This was immediately rejected by the Minister for Transport, Mr Brennan, who said drivers knew that deregulation had come about as a result of a High Court decision and the Government was bound by this.

Mr Brennan, who announced that the Cabinet had yesterday approved the draft of the Taxi Regulation Bill, said he understood the drivers' frustration and anger.

The Bill, he said, would be published in the next fortnight and be introduced in the Dáil before the summer recess.

It would provide for the appointment of a full-time taxi regulator who would oversee standards and entry requirements to the industry.

Taxi union leaders claim that hundreds of people with criminal records have been issued with taxi plates since the industry was deregulated.

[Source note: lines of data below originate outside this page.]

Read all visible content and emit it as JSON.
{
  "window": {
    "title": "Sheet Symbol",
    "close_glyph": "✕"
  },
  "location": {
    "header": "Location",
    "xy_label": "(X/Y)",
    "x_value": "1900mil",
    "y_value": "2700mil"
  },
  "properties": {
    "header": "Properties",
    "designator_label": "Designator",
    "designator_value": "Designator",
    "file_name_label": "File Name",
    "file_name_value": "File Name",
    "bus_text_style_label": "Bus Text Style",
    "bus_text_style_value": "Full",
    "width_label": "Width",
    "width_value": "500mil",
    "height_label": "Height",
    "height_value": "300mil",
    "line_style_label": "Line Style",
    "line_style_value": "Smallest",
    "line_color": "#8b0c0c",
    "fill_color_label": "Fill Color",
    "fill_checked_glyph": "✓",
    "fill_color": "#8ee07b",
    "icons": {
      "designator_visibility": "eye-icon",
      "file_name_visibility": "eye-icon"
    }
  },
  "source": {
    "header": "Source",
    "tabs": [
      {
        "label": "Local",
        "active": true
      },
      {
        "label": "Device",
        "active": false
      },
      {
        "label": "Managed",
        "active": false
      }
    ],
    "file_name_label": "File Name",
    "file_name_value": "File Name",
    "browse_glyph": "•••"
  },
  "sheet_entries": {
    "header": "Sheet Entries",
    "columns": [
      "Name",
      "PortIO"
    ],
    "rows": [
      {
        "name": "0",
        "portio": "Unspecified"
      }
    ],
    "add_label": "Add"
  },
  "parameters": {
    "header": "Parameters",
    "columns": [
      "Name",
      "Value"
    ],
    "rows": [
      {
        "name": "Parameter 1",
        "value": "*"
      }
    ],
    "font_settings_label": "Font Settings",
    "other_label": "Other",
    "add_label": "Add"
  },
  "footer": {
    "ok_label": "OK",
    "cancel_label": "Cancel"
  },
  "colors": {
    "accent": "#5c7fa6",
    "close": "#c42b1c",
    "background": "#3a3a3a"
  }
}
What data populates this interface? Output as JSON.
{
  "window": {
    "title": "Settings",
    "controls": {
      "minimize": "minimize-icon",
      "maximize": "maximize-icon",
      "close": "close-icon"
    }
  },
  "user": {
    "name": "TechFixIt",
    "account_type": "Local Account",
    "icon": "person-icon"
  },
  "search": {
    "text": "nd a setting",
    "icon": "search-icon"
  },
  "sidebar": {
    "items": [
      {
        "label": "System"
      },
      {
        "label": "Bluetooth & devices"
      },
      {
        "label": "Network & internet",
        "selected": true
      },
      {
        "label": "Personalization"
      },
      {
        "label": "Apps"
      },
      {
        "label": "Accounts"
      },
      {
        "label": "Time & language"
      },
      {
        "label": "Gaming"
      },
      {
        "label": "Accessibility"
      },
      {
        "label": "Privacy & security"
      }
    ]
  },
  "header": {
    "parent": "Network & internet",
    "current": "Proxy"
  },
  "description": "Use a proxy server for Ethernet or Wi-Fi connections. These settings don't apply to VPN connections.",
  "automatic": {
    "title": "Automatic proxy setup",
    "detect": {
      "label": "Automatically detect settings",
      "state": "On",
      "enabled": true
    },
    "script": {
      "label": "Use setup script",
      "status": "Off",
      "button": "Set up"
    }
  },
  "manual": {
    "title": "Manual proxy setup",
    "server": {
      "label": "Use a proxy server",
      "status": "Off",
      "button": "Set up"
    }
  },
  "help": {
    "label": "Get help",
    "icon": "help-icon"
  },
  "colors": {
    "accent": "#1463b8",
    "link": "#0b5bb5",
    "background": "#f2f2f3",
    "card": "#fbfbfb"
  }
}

Their campaign, they say, is as much about public safety as concern over drivers' living standards.

Mr Brennan, however, said applicants for taxi licences were vetted by the Garda and he assumed that no one with a criminal record was approved.

While some of those turned down had successfully appealed to the courts, he did not believe the problem was widespread.

The Minister said he agreed with the taxi unions that "good, strong entry standards", including specialised courses, were required before people could become "fully fledged, professional" taxi drivers.

Advertisements for the post of regulator would be placed in newspapers next week and the office should be up and running within a few months of that, he added.

This pace of change is not acceptable to the unions which organised yesterday's protest, the National Taxi Drivers' Union, the Irish Taxi Drivers' Federation and SIPTU.

In a letter handed in to Mr Brennan yesterday, the NTDU vice-president, Mr Vincent Kearns, said the Taoiseach had given an undertaking prior to the general election last year that a regular would be appointed within weeks.

Mr Kearns told reporters that the next demonstration, in the absence of a moratorium on new licences, would take place on July 8th. Gardaí estimated that about 1,000 drivers took part in yesterday's protest, which began when drivers assembled in the Phoenix Park. The protest was accompanied by a 24-hour withdrawal of services in the capital, which was due to end at 4 a.m. today.

While nationwide protests had been planned, gardaí in Cork, Limerick, Galway and Waterford said the taxi service operated normally throughout yesterday in those cities.